With sensitivity labeling and the power of other native capabilities like data loss prevention (DLP) and Microsoft Cloud App Security (MCAS), users will be unable to copy and paste or distribute sensitive information to unintended audiences/applications. Also, printing and downloading functionality can be limited by these solutions to prevent other forms of data exfiltration.

Microsoft9.png
TRANSPARENCY - THE OPPORTUNITY AND CYBER ISSUE FACING EVERY STATE DOJ 

The amount and types of data being shared with the public will continue to grow and change respectively. Therefore, CIOs and CISOs will need to be closely aligned as more agencies try to meet the demand of their citizens without indirectly impacting citizen privacy or the safety of public officials. Cybersecurity grants will continue to aid in the investments necessary to protect this data; however, resourcing will continue to be a gap for the foreseeable future.

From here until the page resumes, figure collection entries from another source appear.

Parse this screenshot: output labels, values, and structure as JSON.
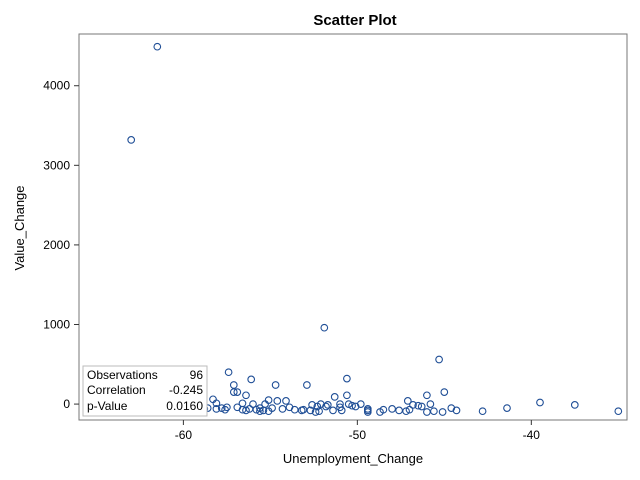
{
  "chart_data": {
    "type": "scatter",
    "title": "Scatter Plot",
    "xlabel": "Unemployment_Change",
    "ylabel": "Value_Change",
    "xlim": [
      -66,
      -34.5
    ],
    "ylim": [
      -200,
      4650
    ],
    "xticks": [
      -60,
      -50,
      -40
    ],
    "yticks": [
      0,
      1000,
      2000,
      3000,
      4000
    ],
    "grid": false,
    "marker": "open-circle",
    "color": "#1f4e96",
    "stats": {
      "placement": "bottom-left",
      "rows": [
        {
          "label": "Observations",
          "value": "96"
        },
        {
          "label": "Correlation",
          "value": "-0.245"
        },
        {
          "label": "p-Value",
          "value": "0.0160"
        }
      ]
    },
    "points": [
      [
        -61.5,
        4490
      ],
      [
        -63.0,
        3320
      ],
      [
        -51.9,
        960
      ],
      [
        -45.3,
        560
      ],
      [
        -57.4,
        400
      ],
      [
        -50.6,
        320
      ],
      [
        -56.1,
        310
      ],
      [
        -57.1,
        240
      ],
      [
        -54.7,
        240
      ],
      [
        -52.9,
        240
      ],
      [
        -61.9,
        230
      ],
      [
        -57.1,
        150
      ],
      [
        -56.9,
        150
      ],
      [
        -45.0,
        150
      ],
      [
        -56.4,
        110
      ],
      [
        -50.6,
        110
      ],
      [
        -46.0,
        110
      ],
      [
        -51.3,
        90
      ],
      [
        -58.3,
        60
      ],
      [
        -55.1,
        50
      ],
      [
        -54.6,
        40
      ],
      [
        -54.1,
        40
      ],
      [
        -47.1,
        40
      ],
      [
        -39.5,
        20
      ],
      [
        -63.2,
        10
      ],
      [
        -58.9,
        10
      ],
      [
        -58.1,
        10
      ],
      [
        -56.6,
        10
      ],
      [
        -56.0,
        0
      ],
      [
        -55.3,
        0
      ],
      [
        -52.6,
        -10
      ],
      [
        -52.1,
        0
      ],
      [
        -51.7,
        -10
      ],
      [
        -51.0,
        0
      ],
      [
        -50.5,
        0
      ],
      [
        -49.8,
        0
      ],
      [
        -46.8,
        -10
      ],
      [
        -46.5,
        -20
      ],
      [
        -45.8,
        0
      ],
      [
        -37.5,
        -10
      ],
      [
        -60.4,
        -20
      ],
      [
        -59.7,
        -30
      ],
      [
        -57.5,
        -40
      ],
      [
        -56.9,
        -40
      ],
      [
        -55.6,
        -50
      ],
      [
        -53.9,
        -40
      ],
      [
        -51.0,
        -40
      ],
      [
        -50.1,
        -30
      ],
      [
        -49.4,
        -60
      ],
      [
        -48.0,
        -60
      ],
      [
        -46.3,
        -30
      ],
      [
        -44.6,
        -50
      ],
      [
        -41.4,
        -50
      ],
      [
        -62.5,
        -50
      ],
      [
        -61.1,
        -60
      ],
      [
        -58.8,
        -60
      ],
      [
        -58.1,
        -60
      ],
      [
        -57.6,
        -70
      ],
      [
        -56.6,
        -70
      ],
      [
        -55.8,
        -70
      ],
      [
        -55.4,
        -80
      ],
      [
        -54.3,
        -60
      ],
      [
        -53.1,
        -70
      ],
      [
        -52.7,
        -80
      ],
      [
        -51.4,
        -80
      ],
      [
        -50.9,
        -80
      ],
      [
        -49.4,
        -80
      ],
      [
        -48.5,
        -70
      ],
      [
        -47.0,
        -70
      ],
      [
        -45.6,
        -90
      ],
      [
        -44.3,
        -80
      ],
      [
        -42.8,
        -90
      ],
      [
        -35.0,
        -90
      ],
      [
        -65.4,
        -60
      ],
      [
        -60.2,
        -40
      ],
      [
        -59.5,
        -50
      ],
      [
        -58.6,
        -50
      ],
      [
        -57.8,
        -50
      ],
      [
        -56.2,
        -60
      ],
      [
        -55.6,
        -90
      ],
      [
        -55.1,
        -90
      ],
      [
        -53.2,
        -80
      ],
      [
        -52.4,
        -100
      ],
      [
        -52.2,
        -90
      ],
      [
        -49.4,
        -100
      ],
      [
        -48.7,
        -100
      ],
      [
        -47.2,
        -90
      ],
      [
        -46.0,
        -100
      ],
      [
        -45.1,
        -100
      ],
      [
        -56.4,
        -80
      ],
      [
        -54.9,
        -50
      ],
      [
        -51.8,
        -30
      ],
      [
        -50.3,
        -20
      ],
      [
        -47.6,
        -80
      ],
      [
        -52.3,
        -30
      ],
      [
        -53.6,
        -70
      ]
    ]
  }
}
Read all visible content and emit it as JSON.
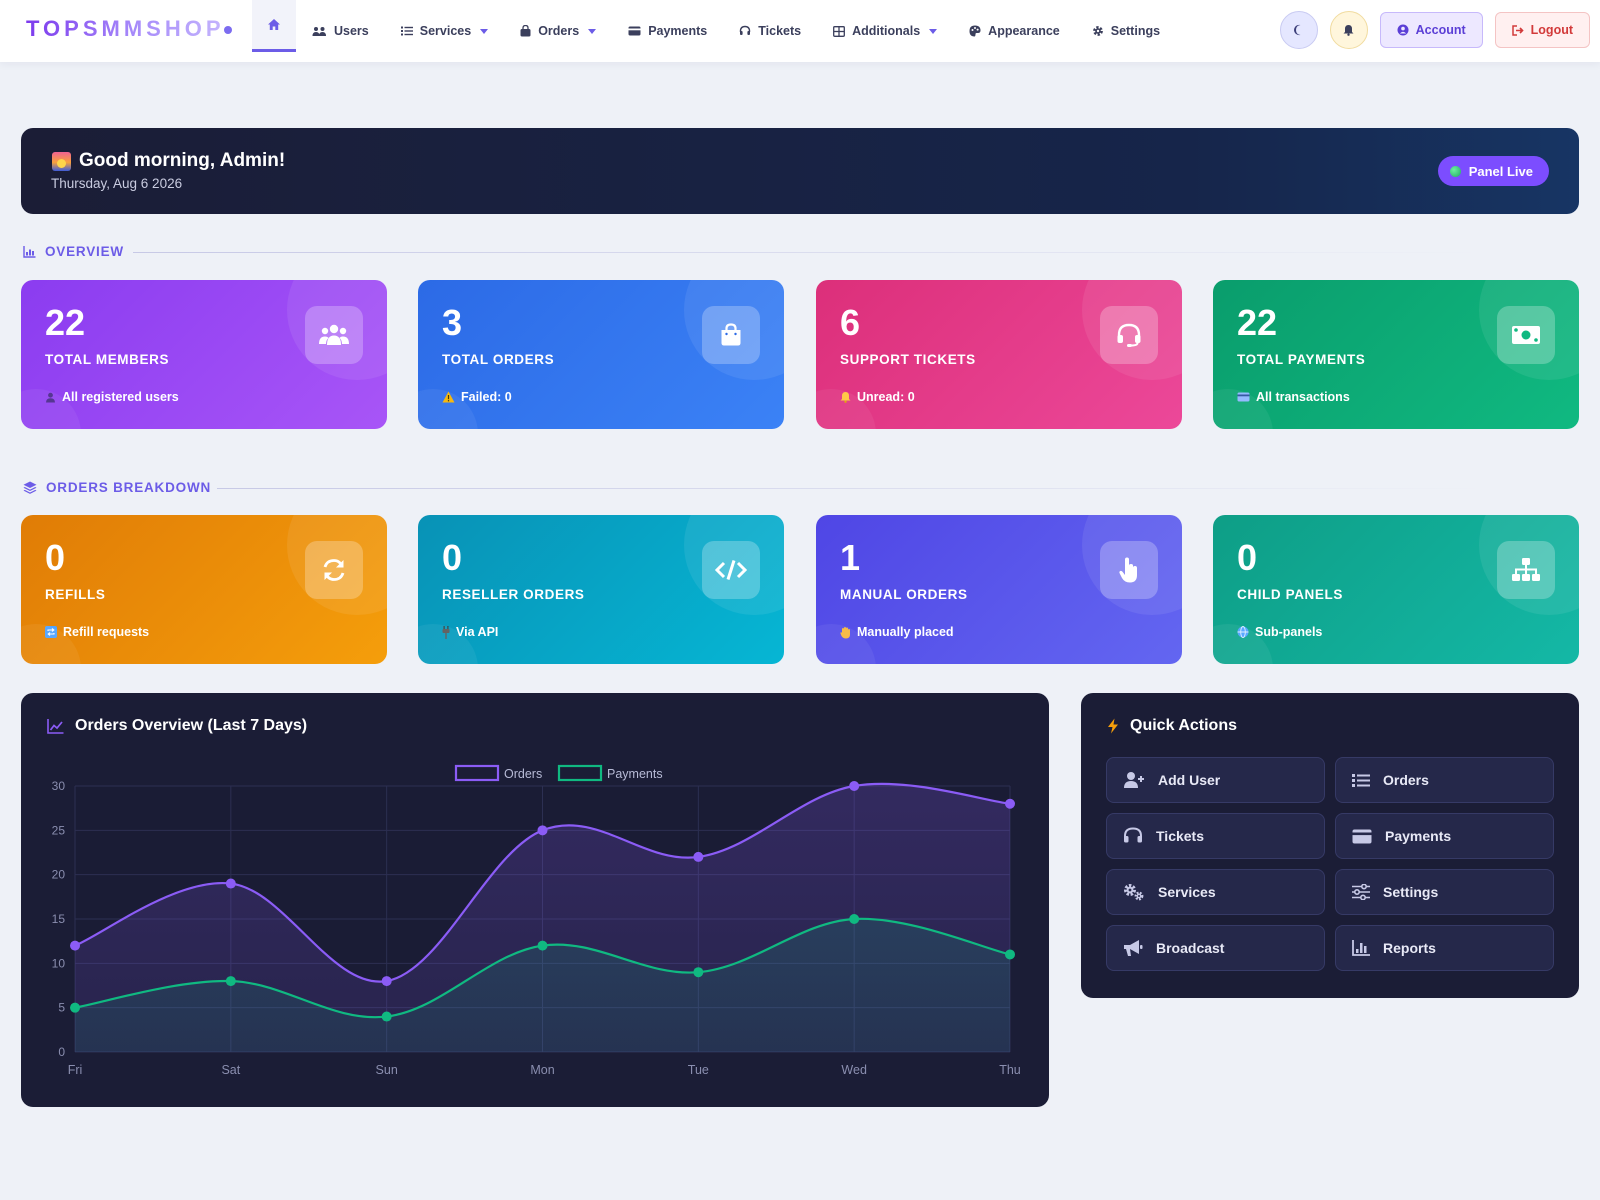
{
  "brand": {
    "name": "TOPSMMSHOP"
  },
  "nav": {
    "items": [
      {
        "label": "Users",
        "icon": "users-icon"
      },
      {
        "label": "Services",
        "icon": "list-icon",
        "dropdown": true
      },
      {
        "label": "Orders",
        "icon": "bag-icon",
        "dropdown": true
      },
      {
        "label": "Payments",
        "icon": "credit-card-icon"
      },
      {
        "label": "Tickets",
        "icon": "headset-icon"
      },
      {
        "label": "Additionals",
        "icon": "grid-icon",
        "dropdown": true
      },
      {
        "label": "Appearance",
        "icon": "palette-icon"
      },
      {
        "label": "Settings",
        "icon": "gear-icon"
      }
    ],
    "account_label": "Account",
    "logout_label": "Logout"
  },
  "greeting": {
    "title": "Good morning, Admin!",
    "date": "Thursday, Aug 6 2026",
    "status": "Panel Live"
  },
  "overview": {
    "heading": "OVERVIEW",
    "cards": [
      {
        "value": "22",
        "label": "Total Members",
        "sub": "All registered users",
        "color": "#8b3cf0",
        "icon": "users-icon"
      },
      {
        "value": "3",
        "label": "Total Orders",
        "sub": "Failed: 0",
        "color": "#2c6ae6",
        "icon": "shopping-bag-icon"
      },
      {
        "value": "6",
        "label": "Support Tickets",
        "sub": "Unread: 0",
        "color": "#dc2f7a",
        "icon": "headset-icon"
      },
      {
        "value": "22",
        "label": "Total Payments",
        "sub": "All transactions",
        "color": "#0a9d6c",
        "icon": "money-bill-icon"
      }
    ]
  },
  "breakdown": {
    "heading": "ORDERS BREAKDOWN",
    "cards": [
      {
        "value": "0",
        "label": "Refills",
        "sub": "Refill requests",
        "color": "#e07c06",
        "icon": "sync-icon"
      },
      {
        "value": "0",
        "label": "Reseller Orders",
        "sub": "Via API",
        "color": "#0892b6",
        "icon": "code-icon"
      },
      {
        "value": "1",
        "label": "Manual Orders",
        "sub": "Manually placed",
        "color": "#4f46e5",
        "icon": "hand-pointer-icon"
      },
      {
        "value": "0",
        "label": "Child Panels",
        "sub": "Sub-panels",
        "color": "#0e9e86",
        "icon": "sitemap-icon"
      }
    ]
  },
  "chart_panel": {
    "title": "Orders Overview (Last 7 Days)"
  },
  "chart_data": {
    "type": "line",
    "title": "Orders Overview (Last 7 Days)",
    "categories": [
      "Fri",
      "Sat",
      "Sun",
      "Mon",
      "Tue",
      "Wed",
      "Thu"
    ],
    "series": [
      {
        "name": "Orders",
        "values": [
          12,
          19,
          8,
          25,
          22,
          30,
          28
        ],
        "color": "#8b5cf6"
      },
      {
        "name": "Payments",
        "values": [
          5,
          8,
          4,
          12,
          9,
          15,
          11
        ],
        "color": "#10b981"
      }
    ],
    "ylim": [
      0,
      30
    ],
    "yticks": [
      "0",
      "5",
      "10",
      "15",
      "20",
      "25",
      "30"
    ],
    "grid": true,
    "legend": "top-center",
    "area_fill": true
  },
  "quick_actions": {
    "title": "Quick Actions",
    "items": [
      {
        "label": "Add User",
        "icon": "user-plus-icon"
      },
      {
        "label": "Orders",
        "icon": "list-icon"
      },
      {
        "label": "Tickets",
        "icon": "headset-icon"
      },
      {
        "label": "Payments",
        "icon": "credit-card-icon"
      },
      {
        "label": "Services",
        "icon": "gears-icon"
      },
      {
        "label": "Settings",
        "icon": "sliders-icon"
      },
      {
        "label": "Broadcast",
        "icon": "bullhorn-icon"
      },
      {
        "label": "Reports",
        "icon": "chart-bar-icon"
      }
    ]
  }
}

Therefore, technology can help alleviate some of the administrative burden of protecting this data. DOJs or the supporting state OIT will need a holistic platform approach, appropriate visibility for incident response and vulnerability management on these data sources, multilayered zero-trust strategies for authentication, and native data labeling and governance across wide-ranging applications. Deploying these solutions will not prevent all attacks or cover every threat vector (for example this article does not address firewall solutions). Yet, it may be prudent to start with a comprehensive platform strategy to integrate other mitigating solutions in at a later point in your plan of action and milestones.